In 2012, Ms. Pootoogook became pregnant, and the Ottawa Citizen ran a series of reports about the acclaimed artist living on the street, drawing pictures for beer money, pleading with social agencies for proper shelter, and ultimately losing her newborn to the Children's Aid Society. Jason St-Laurent, curator at the Saw Gallery, told the CBC recently that she felt shamed by the invasive scope of those articles, which said nothing about the character she was.

"She was just a ray of sunshine, really. It was always exciting when she came by," said Mr. St-Laurent in a Globe interview. "No matter how stressed people were, all of a sudden, the mood would shift in this entire place and everyone would stop working and we would all go outside with her. She was just one of those personalities that brought you in."

She could still show flashes of the confident, self-possessed person she had been at the start of her career. Bill Ritchie saw her at the opening of Dorset Seen, an exhibition at the Carleton University Art Gallery in the spring of 2013, and thought "she looked like a million bucks." At the same event, however, she told Ms. Feheley she had to get away from Mr. Watt.

Her brother Goo last saw her before Christmas, he said. "She told me she didn't want to do any more drawings, because her boyfriend would take the money. She would start drinking as soon as the beer store opened, and she'd be in a stupor all day."

Oleekie Etuangat, a close friend of Ms. Pootoogook, said that she last saw her a few days before her body was found in the river, and that her friend said that she had left Mr. Watt, and was living in a downtown mission.

Ms. Pootoogook was always a religious person who, in 2003, drew a picture of a woman kneeling in prayer, with a giant divine hand reaching down to help. Her last known drawing was of a woman in a peaceful, contemplative attitude. It's not known what state of mind she was in when she vanished from the shore of the Rideau River. The events leading up to her death are still under investigation by police.
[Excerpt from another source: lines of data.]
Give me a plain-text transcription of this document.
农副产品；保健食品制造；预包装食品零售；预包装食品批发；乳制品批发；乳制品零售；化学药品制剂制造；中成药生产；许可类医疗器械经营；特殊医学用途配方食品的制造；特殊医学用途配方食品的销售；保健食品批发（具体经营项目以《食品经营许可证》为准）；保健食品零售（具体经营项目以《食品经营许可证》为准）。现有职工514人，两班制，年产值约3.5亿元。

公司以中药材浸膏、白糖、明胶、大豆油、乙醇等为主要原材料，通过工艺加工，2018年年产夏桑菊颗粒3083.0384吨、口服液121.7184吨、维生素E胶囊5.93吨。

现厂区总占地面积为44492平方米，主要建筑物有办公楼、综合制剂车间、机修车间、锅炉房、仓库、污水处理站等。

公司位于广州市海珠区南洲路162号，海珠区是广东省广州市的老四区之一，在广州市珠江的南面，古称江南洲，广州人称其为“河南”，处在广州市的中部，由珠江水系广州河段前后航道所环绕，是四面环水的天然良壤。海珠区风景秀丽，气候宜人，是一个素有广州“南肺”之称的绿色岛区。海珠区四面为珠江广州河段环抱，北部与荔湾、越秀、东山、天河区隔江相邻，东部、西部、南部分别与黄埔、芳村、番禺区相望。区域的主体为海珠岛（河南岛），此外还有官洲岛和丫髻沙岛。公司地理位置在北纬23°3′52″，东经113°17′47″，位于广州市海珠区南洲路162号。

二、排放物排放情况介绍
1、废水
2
"In one way, she had a really blessed life, in terms of her talent and the people who loved her," said Nancy Campbell. "She was a game-changer, and a very pivotal person in terms of how Inuit art is perceived." She also opened the door for other younger Inuit artists, she said, many of whom embraced the freedom to experiment that she championed.

So even if there is a "cautionary tale," as Mr. Ritchie said, in Ms. Pootoogook's experience of overnight success and displacement, there's also much to celebrate, and a remarkable body of work to explore. As Marcia Connolly, the director of the 2006 documentary about the artist, said: "It's so important that people hear her speak about her art and life, and not just think about her death."